Setting that aside, I think I’m seeing at least a cursory similarity between the distinction of “units” as referential and theorist Stanley Fish’s notion of “interpretive communities.” The former notion (according to University of Cairo metaphysician Graham Harman) suggests that objects (you, me, the world around us) are inherently referential and, as such, extend beyond their own limits; the latter theory extends individual, experiential, and also referential interpretations to the social communal experience, arguably itself a unit-plus-n extension.
But about any of this it can be difficult to see precisely what Bogost is after. He begins by admonishing jargon, then proceeds to employ quite a bit of it as he attempts to explicate the theoretical and historical underpinnings of what separates his notion of “units” operating discretely but interconnectedly. As I’m reading, I keep asking myself “How isn’t this just another deconstructive iteration redrawn for an informatics-based audience?” Maybe that’s what it’s meant to be.
Another area of inquiry that seems a bit foggy: Feedback loops in organism behavior, so for instance frog tongues as operating in relation to insects…stimulus, response, unit relation. Also, a frog’s neural system can act collectively as a “predator” set in relation to sets of insect “prey,” making that relationship unit operational as well. But how does that hash out on an observational matrix? How do you identify the behavioral taxonomy? Or do you? Doesn’t the observational matrix present a return-to-systems problem?
And what about “apprehending” itself, the very act gripped by a kind of transitory structuralism? It’s impossible to think unitarily in the strictest sense of discretely. Our conscious sense of ourselves and our reality is organizational. Consciousness is premised on systemic thinking, real-time bio-electric activity that enables moment-to-moment perception lattices, allowing us to apperceptively sort reality according to our recursively manufactured frameworks. Illusory or tangible, I think structuralism or at least structural projection underpins basic human self-awareness. Structures may collapse at analytic event horizons, but consciousness is premised on the assumption that structures exist. I’m not sure you can get outside that. It’s another “think without language” paradox.

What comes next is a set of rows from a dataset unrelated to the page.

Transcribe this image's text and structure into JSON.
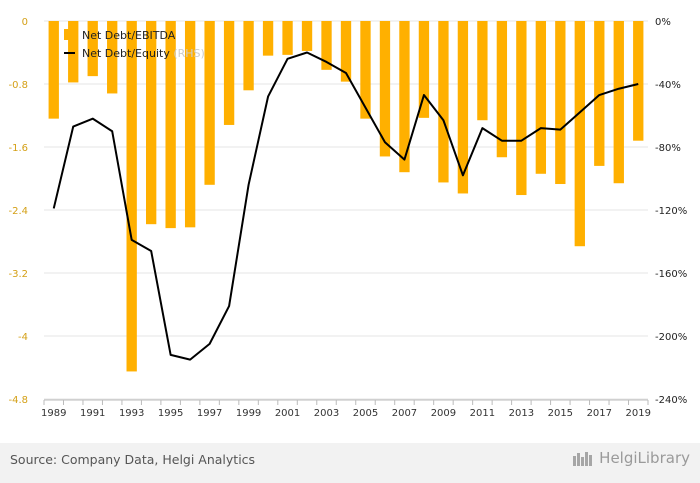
{
  "chart_data": {
    "type": "bar+line",
    "categories": [
      "1989",
      "1990",
      "1991",
      "1992",
      "1993",
      "1994",
      "1995",
      "1996",
      "1997",
      "1998",
      "1999",
      "2000",
      "2001",
      "2002",
      "2003",
      "2004",
      "2005",
      "2006",
      "2007",
      "2008",
      "2009",
      "2010",
      "2011",
      "2012",
      "2013",
      "2014",
      "2015",
      "2016",
      "2017",
      "2018",
      "2019"
    ],
    "x_tick_labels": [
      "1989",
      "1991",
      "1993",
      "1995",
      "1997",
      "1999",
      "2001",
      "2003",
      "2005",
      "2007",
      "2009",
      "2011",
      "2013",
      "2015",
      "2017",
      "2019"
    ],
    "series": [
      {
        "name": "Net Debt/EBITDA",
        "type": "bar",
        "axis": "left",
        "color": "#ffb000",
        "values": [
          -1.24,
          -0.78,
          -0.7,
          -0.92,
          -4.45,
          -2.58,
          -2.63,
          -2.62,
          -2.08,
          -1.32,
          -0.88,
          -0.44,
          -0.43,
          -0.38,
          -0.62,
          -0.77,
          -1.24,
          -1.72,
          -1.92,
          -1.23,
          -2.05,
          -2.19,
          -1.26,
          -1.73,
          -2.21,
          -1.94,
          -2.07,
          -2.86,
          -1.84,
          -2.06,
          -1.52
        ]
      },
      {
        "name": "Net Debt/Equity",
        "legend_suffix": "(RHS)",
        "type": "line",
        "axis": "right",
        "color": "#000000",
        "values": [
          -119,
          -67,
          -62,
          -70,
          -139,
          -146,
          -212,
          -215,
          -205,
          -181,
          -104,
          -48,
          -24,
          -20,
          -26,
          -33,
          -55,
          -77,
          -88,
          -47,
          -63,
          -98,
          -68,
          -76,
          -76,
          -68,
          -69,
          -58,
          -47,
          -43,
          -40
        ]
      }
    ],
    "left_axis": {
      "ticks": [
        "0",
        "-0.8",
        "-1.6",
        "-2.4",
        "-3.2",
        "-4",
        "-4.8"
      ],
      "ylim": [
        -4.8,
        0
      ]
    },
    "right_axis": {
      "ticks": [
        "0%",
        "-40%",
        "-80%",
        "-120%",
        "-160%",
        "-200%",
        "-240%"
      ],
      "ylim": [
        -240,
        0
      ]
    },
    "legend_position": "top-left",
    "grid": true
  },
  "footer": {
    "source": "Source: Company Data, Helgi Analytics",
    "logo": "HelgiLibrary"
  }
}
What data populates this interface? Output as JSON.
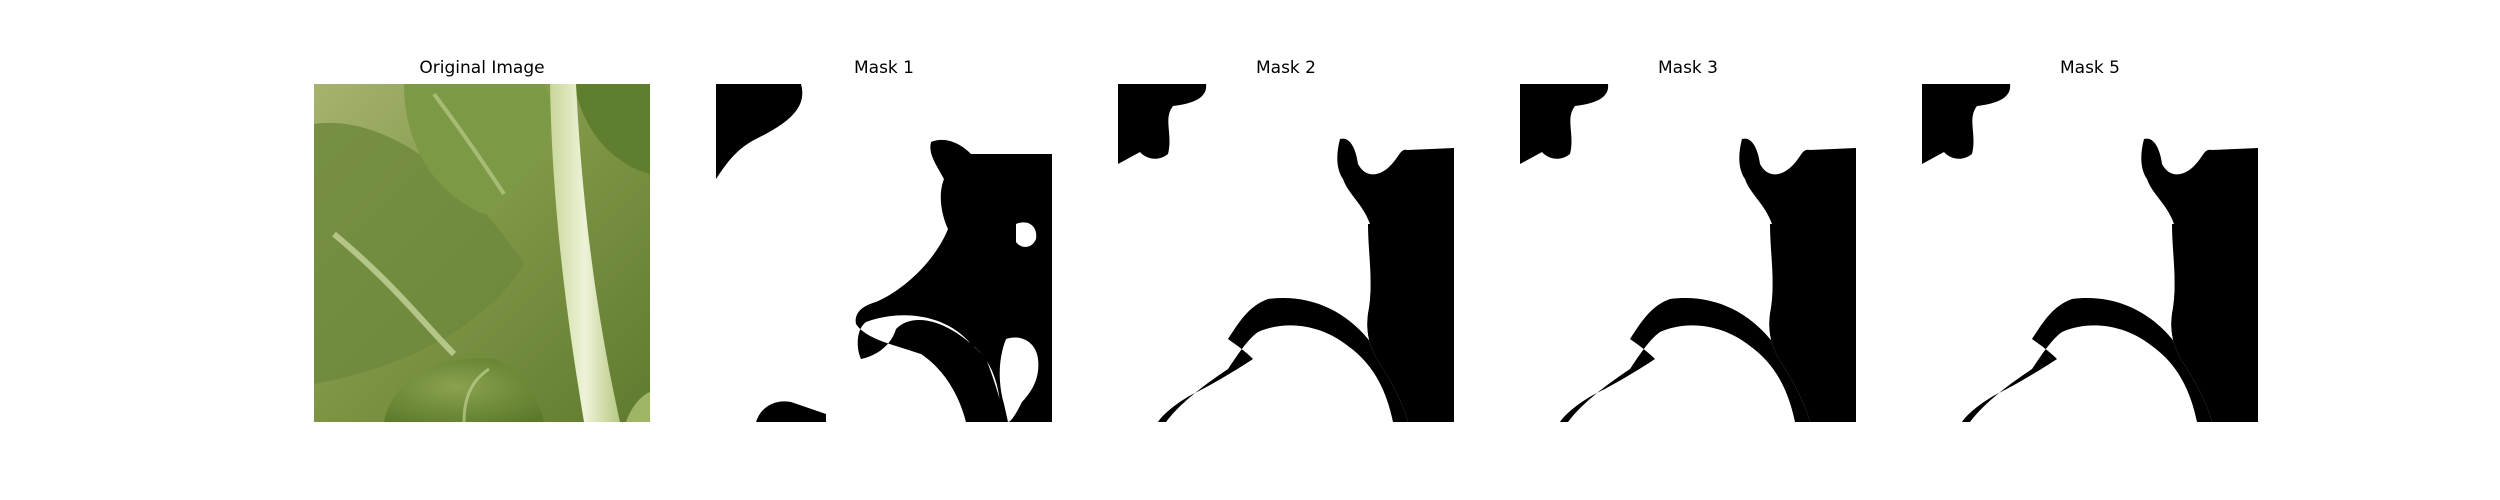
{
  "panels": [
    {
      "title": "Original Image"
    },
    {
      "title": "Mask 1"
    },
    {
      "title": "Mask 2"
    },
    {
      "title": "Mask 3"
    },
    {
      "title": "Mask 5"
    }
  ],
  "colors": {
    "background": "#ffffff",
    "mask_foreground": "#ffffff",
    "mask_background": "#000000",
    "leaf_dark": "#6f8a3a",
    "leaf_light": "#bcc98a",
    "stem": "#dfe8c2"
  }
}
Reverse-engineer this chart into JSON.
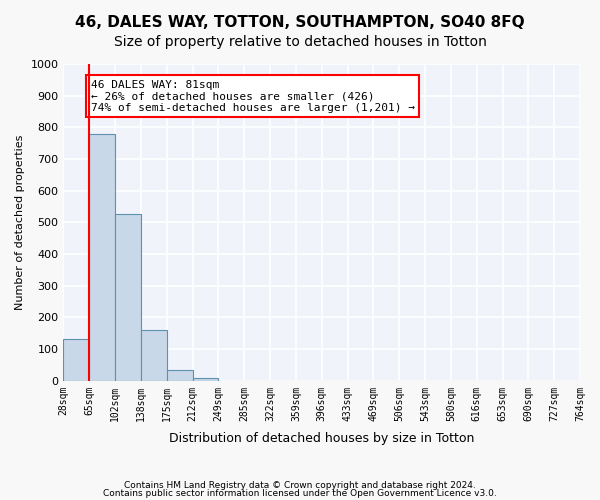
{
  "title": "46, DALES WAY, TOTTON, SOUTHAMPTON, SO40 8FQ",
  "subtitle": "Size of property relative to detached houses in Totton",
  "xlabel": "Distribution of detached houses by size in Totton",
  "ylabel": "Number of detached properties",
  "footnote1": "Contains HM Land Registry data © Crown copyright and database right 2024.",
  "footnote2": "Contains public sector information licensed under the Open Government Licence v3.0.",
  "bin_labels": [
    "28sqm",
    "65sqm",
    "102sqm",
    "138sqm",
    "175sqm",
    "212sqm",
    "249sqm",
    "285sqm",
    "322sqm",
    "359sqm",
    "396sqm",
    "433sqm",
    "469sqm",
    "506sqm",
    "543sqm",
    "580sqm",
    "616sqm",
    "653sqm",
    "690sqm",
    "727sqm",
    "764sqm"
  ],
  "bar_values": [
    133,
    778,
    528,
    160,
    35,
    10,
    0,
    0,
    0,
    0,
    0,
    0,
    0,
    0,
    0,
    0,
    0,
    0,
    0,
    0
  ],
  "bar_color": "#c8d8e8",
  "bar_edge_color": "#6090b0",
  "property_size": 81,
  "property_bin_index": 1,
  "red_line_x": 1,
  "annotation_title": "46 DALES WAY: 81sqm",
  "annotation_line1": "← 26% of detached houses are smaller (426)",
  "annotation_line2": "74% of semi-detached houses are larger (1,201) →",
  "ylim": [
    0,
    1000
  ],
  "yticks": [
    0,
    100,
    200,
    300,
    400,
    500,
    600,
    700,
    800,
    900,
    1000
  ],
  "background_color": "#f0f4fa",
  "grid_color": "#ffffff",
  "title_fontsize": 11,
  "subtitle_fontsize": 10
}
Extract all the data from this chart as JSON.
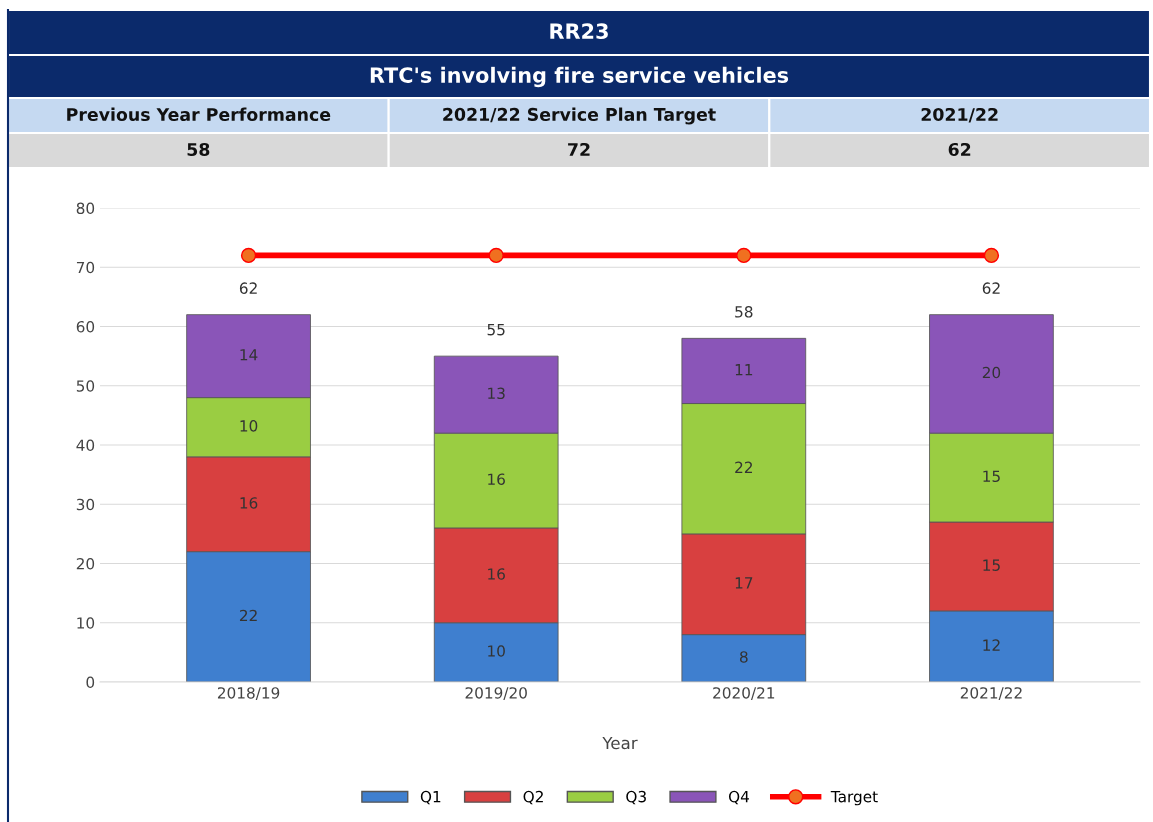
{
  "chart_data": {
    "type": "bar",
    "title": "RR23",
    "subtitle": "RTC's involving fire service vehicles",
    "annotations": [
      "Previous Year Performance",
      "2021/22 Service Plan Target",
      "2021/22",
      "58",
      "72",
      "62"
    ],
    "categories": [
      "2018/19",
      "2019/20",
      "2020/21",
      "2021/22"
    ],
    "xlabel": "Year",
    "stacked": true,
    "totals": [
      "62",
      "55",
      "58",
      "62"
    ],
    "series": [
      {
        "name": "Q1",
        "color": "#3f7fcf",
        "values": [
          22,
          10,
          8,
          12
        ],
        "value_labels": [
          "22",
          "10",
          "8",
          "12"
        ]
      },
      {
        "name": "Q2",
        "color": "#d84040",
        "values": [
          16,
          16,
          17,
          15
        ],
        "value_labels": [
          "16",
          "16",
          "17",
          "15"
        ]
      },
      {
        "name": "Q3",
        "color": "#9acd42",
        "values": [
          10,
          16,
          22,
          15
        ],
        "value_labels": [
          "10",
          "16",
          "22",
          "15"
        ]
      },
      {
        "name": "Q4",
        "color": "#8a55b8",
        "values": [
          14,
          13,
          11,
          20
        ],
        "value_labels": [
          "14",
          "13",
          "11",
          "20"
        ]
      },
      {
        "name": "Target",
        "type": "line",
        "color": "#ff0000",
        "marker": "circle",
        "values": [
          72,
          72,
          72,
          72
        ]
      }
    ],
    "ylim": [
      0,
      80
    ],
    "yticks": [
      0,
      10,
      20,
      30,
      40,
      50,
      60,
      70,
      80
    ],
    "grid": "y",
    "legend": "bottom"
  }
}
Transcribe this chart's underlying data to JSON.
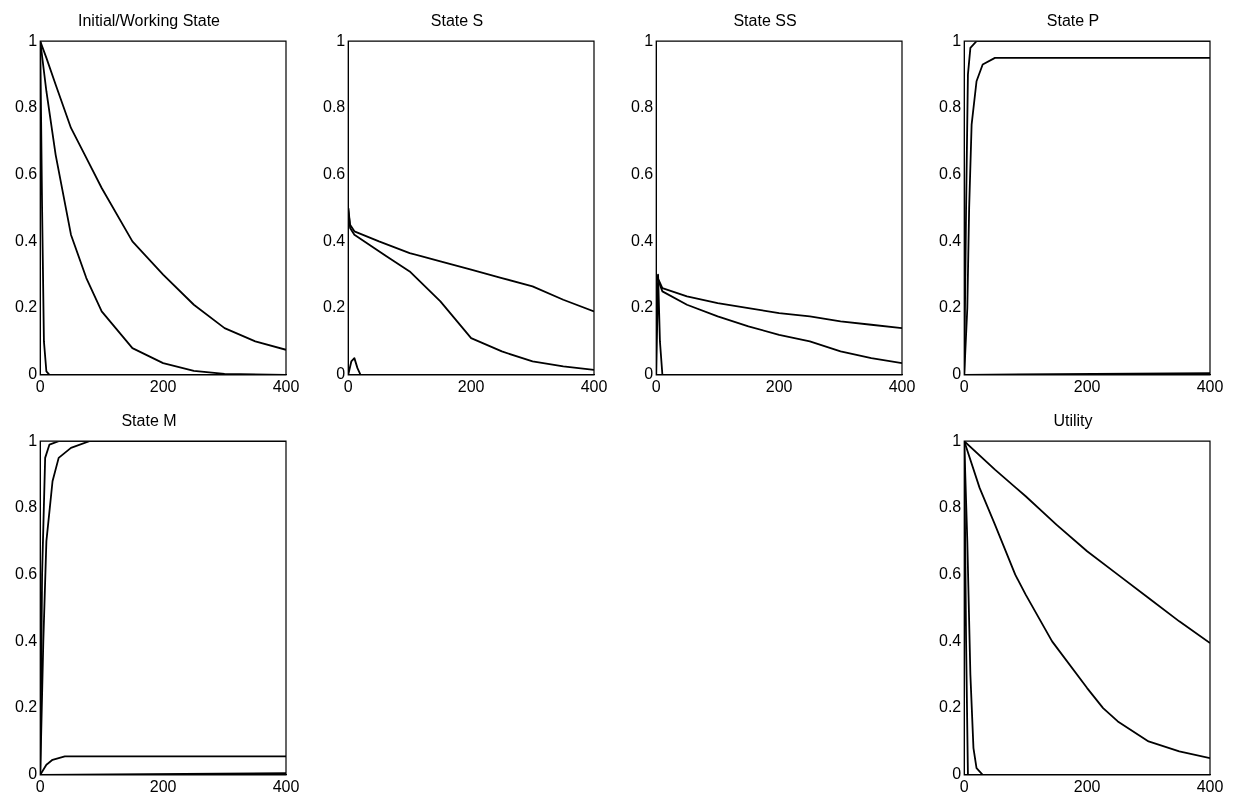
{
  "chart_data": [
    {
      "type": "line",
      "title": "Initial/Working State",
      "xlim": [
        0,
        400
      ],
      "xticks": [
        0,
        200,
        400
      ],
      "ylim": [
        0,
        1
      ],
      "yticks": [
        0,
        0.2,
        0.4,
        0.6,
        0.8,
        1
      ],
      "grid": false,
      "series": [
        {
          "color": "#000000",
          "x": [
            0,
            10,
            25,
            50,
            75,
            100,
            150,
            200,
            250,
            300,
            350,
            400
          ],
          "values": [
            1,
            0.95,
            0.87,
            0.74,
            0.65,
            0.56,
            0.4,
            0.3,
            0.21,
            0.14,
            0.1,
            0.075
          ]
        },
        {
          "color": "#000000",
          "x": [
            0,
            10,
            25,
            50,
            75,
            100,
            150,
            200,
            250,
            300,
            400
          ],
          "values": [
            1,
            0.85,
            0.66,
            0.42,
            0.29,
            0.19,
            0.08,
            0.035,
            0.012,
            0.003,
            0
          ]
        },
        {
          "color": "#000000",
          "x": [
            0,
            3,
            6,
            10,
            15,
            400
          ],
          "values": [
            1,
            0.5,
            0.1,
            0.01,
            0,
            0
          ]
        }
      ]
    },
    {
      "type": "line",
      "title": "State S",
      "xlim": [
        0,
        400
      ],
      "xticks": [
        0,
        200,
        400
      ],
      "ylim": [
        0,
        1
      ],
      "yticks": [
        0,
        0.2,
        0.4,
        0.6,
        0.8,
        1
      ],
      "grid": false,
      "series": [
        {
          "color": "#000000",
          "x": [
            0,
            3,
            10,
            50,
            100,
            150,
            200,
            250,
            300,
            350,
            400
          ],
          "values": [
            0.5,
            0.45,
            0.43,
            0.4,
            0.365,
            0.34,
            0.315,
            0.29,
            0.265,
            0.225,
            0.19
          ]
        },
        {
          "color": "#000000",
          "x": [
            0,
            3,
            10,
            50,
            100,
            150,
            200,
            250,
            300,
            350,
            400
          ],
          "values": [
            0.5,
            0.44,
            0.42,
            0.37,
            0.31,
            0.22,
            0.11,
            0.07,
            0.04,
            0.025,
            0.015
          ]
        },
        {
          "color": "#000000",
          "x": [
            0,
            5,
            10,
            15,
            20,
            400
          ],
          "values": [
            0,
            0.04,
            0.05,
            0.02,
            0,
            0
          ]
        }
      ]
    },
    {
      "type": "line",
      "title": "State SS",
      "xlim": [
        0,
        400
      ],
      "xticks": [
        0,
        200,
        400
      ],
      "ylim": [
        0,
        1
      ],
      "yticks": [
        0,
        0.2,
        0.4,
        0.6,
        0.8,
        1
      ],
      "grid": false,
      "series": [
        {
          "color": "#000000",
          "x": [
            0,
            5,
            10,
            50,
            100,
            150,
            200,
            250,
            300,
            350,
            400
          ],
          "values": [
            0.3,
            0.28,
            0.26,
            0.235,
            0.215,
            0.2,
            0.185,
            0.175,
            0.16,
            0.15,
            0.14
          ]
        },
        {
          "color": "#000000",
          "x": [
            0,
            10,
            50,
            100,
            150,
            200,
            250,
            300,
            350,
            400
          ],
          "values": [
            0.3,
            0.25,
            0.21,
            0.175,
            0.145,
            0.12,
            0.1,
            0.07,
            0.05,
            0.035
          ]
        },
        {
          "color": "#000000",
          "x": [
            0,
            3,
            6,
            10,
            400
          ],
          "values": [
            0,
            0.3,
            0.1,
            0,
            0
          ]
        }
      ]
    },
    {
      "type": "line",
      "title": "State P",
      "xlim": [
        0,
        400
      ],
      "xticks": [
        0,
        200,
        400
      ],
      "ylim": [
        0,
        1
      ],
      "yticks": [
        0,
        0.2,
        0.4,
        0.6,
        0.8,
        1
      ],
      "grid": false,
      "series": [
        {
          "color": "#000000",
          "x": [
            0,
            3,
            6,
            10,
            20,
            400
          ],
          "values": [
            0,
            0.5,
            0.9,
            0.98,
            1,
            1
          ]
        },
        {
          "color": "#000000",
          "x": [
            0,
            5,
            8,
            12,
            20,
            30,
            50,
            400
          ],
          "values": [
            0,
            0.2,
            0.5,
            0.75,
            0.88,
            0.93,
            0.95,
            0.95
          ]
        },
        {
          "color": "#000000",
          "x": [
            0,
            400
          ],
          "values": [
            0,
            0.005
          ]
        }
      ]
    },
    {
      "type": "line",
      "title": "State M",
      "xlim": [
        0,
        400
      ],
      "xticks": [
        0,
        200,
        400
      ],
      "ylim": [
        0,
        1
      ],
      "yticks": [
        0,
        0.2,
        0.4,
        0.6,
        0.8,
        1
      ],
      "grid": false,
      "series": [
        {
          "color": "#000000",
          "x": [
            0,
            3,
            8,
            15,
            30,
            400
          ],
          "values": [
            0,
            0.6,
            0.95,
            0.99,
            1,
            1
          ]
        },
        {
          "color": "#000000",
          "x": [
            0,
            5,
            10,
            20,
            30,
            50,
            80,
            400
          ],
          "values": [
            0,
            0.4,
            0.7,
            0.88,
            0.95,
            0.98,
            1,
            1
          ]
        },
        {
          "color": "#000000",
          "x": [
            0,
            10,
            20,
            40,
            400
          ],
          "values": [
            0,
            0.03,
            0.045,
            0.055,
            0.055
          ]
        },
        {
          "color": "#000000",
          "x": [
            0,
            400
          ],
          "values": [
            0,
            0.005
          ]
        }
      ]
    },
    {
      "type": "line",
      "title": "Utility",
      "xlim": [
        0,
        400
      ],
      "xticks": [
        0,
        200,
        400
      ],
      "ylim": [
        0,
        1
      ],
      "yticks": [
        0,
        0.2,
        0.4,
        0.6,
        0.8,
        1
      ],
      "grid": false,
      "series": [
        {
          "color": "#000000",
          "x": [
            0,
            50,
            100,
            150,
            200,
            250,
            300,
            350,
            400
          ],
          "values": [
            1,
            0.915,
            0.835,
            0.75,
            0.67,
            0.6,
            0.53,
            0.46,
            0.395
          ]
        },
        {
          "color": "#000000",
          "x": [
            0,
            25,
            50,
            83,
            100,
            143,
            200,
            226,
            250,
            300,
            350,
            400
          ],
          "values": [
            1,
            0.86,
            0.75,
            0.6,
            0.54,
            0.4,
            0.26,
            0.2,
            0.16,
            0.1,
            0.07,
            0.05
          ]
        },
        {
          "color": "#000000",
          "x": [
            0,
            5,
            10,
            15,
            20,
            30,
            400
          ],
          "values": [
            1,
            0.7,
            0.3,
            0.08,
            0.02,
            0,
            0
          ]
        },
        {
          "color": "#000000",
          "x": [
            0,
            3,
            6,
            400
          ],
          "values": [
            1,
            0.4,
            0,
            0
          ]
        }
      ]
    }
  ]
}
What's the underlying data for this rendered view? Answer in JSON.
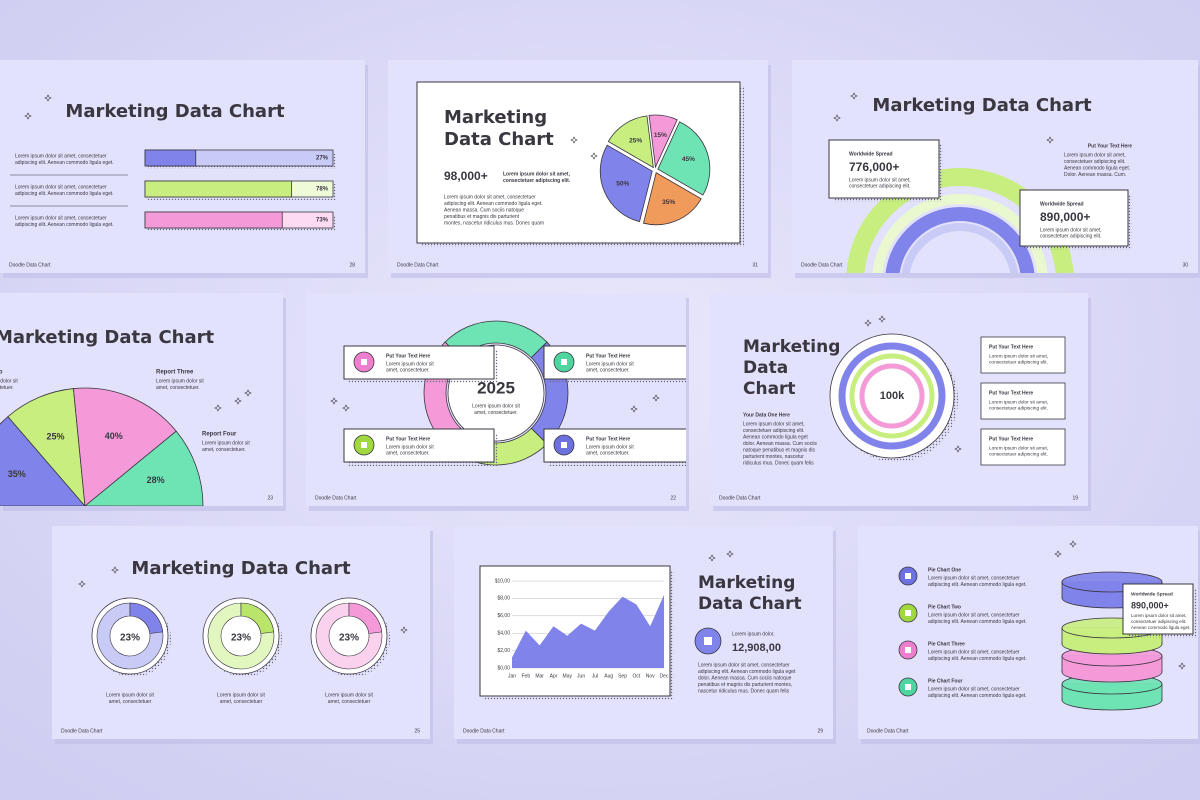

Another area I’m muddy about: digital thinking. In my experience, digital has always meant fixed, rigid, fundamentally systemic. As Bogost employs the term, he seems to mean it as binary, as sive (from Spinoza’s expression “Deus sive Natura“), as unfixed and disconnected. I think the analogy risks confusing the more common “digital” vs. “analog” debate, i.e. on/off vs. continuously variable and liable to change. Or perhaps the point is an inverse of that debate: unit operations as digital in the sense that digital becomes a functional collection of discrete units employed in the creation of systems, but nonetheless merely an approximation of the ungraspable, analog infinite.